Today most of our data is hostage by Big Tech, although most services do offer ways to pull all your personal data, it normally takes several manual steps to do it. This project tries to automate the process of pulling all personal data into our own databases.
You probably want to fork this and adapt to your own need. If you do and need help, let me know.
- Pull the data I'm insterested in keeping
- Save the data in a local database (no Cloud)
- Build a full text search on top of it with a proper protobuf API
- Build checkers based on the data
This project introduces a decorator to automatically save the output of a function into a table. The syntax works like:
from typing import List, Any
import petl.decorator as petl
@petl.append(TABLE_NAME, [COLUMN_NAME_1, COLUMN_NAME_2])
def pull_data_from_source() -> List[List[Any]]:
return my_data
If you need to know the last time the ETL run so you can avoid fetching all the data again, you can pass a third parameter to the decorator:
from typing import List, Any
import petl.decorator as petl
@petl.append(TABLE_NAME, [COLUMN_NAME_1, COLUMN_NAME_2], COLUMN_WITH_UPDATED_DATE)
def pull_data_from_source(**kargs) -> List[List[Any]]:
if kwargs[petl.COL_MAX_UPDATED_DATE] != None:
# we just did somework so fetch only starting from kwargs[petl.COL_MAX_UPDATED_DATE]

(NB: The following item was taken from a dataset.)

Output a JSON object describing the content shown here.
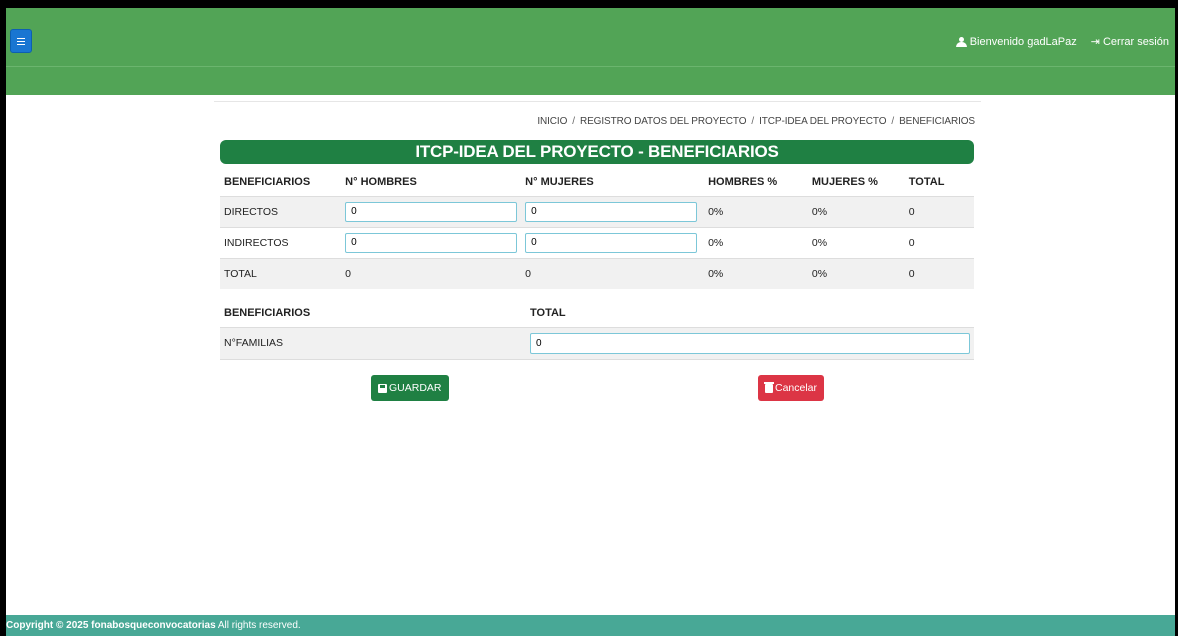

return fetch_data(start_time=kwargs[petl.COL_MAX_UPDATED_DATE])
else:
return fetch_all_data()
In the package you already have a twitter_etl, to run you need to copy config.ini.example to config.ini, add your twitter api token and a path for your sqlite3 database.
To run the package:
python3 setup.py install
CONFIG=PATH_TO_YOUR_CONFIG python3 petl/twitter_etl.py
To create the tables needed for the ETL job you can use the create_tables.sql
file.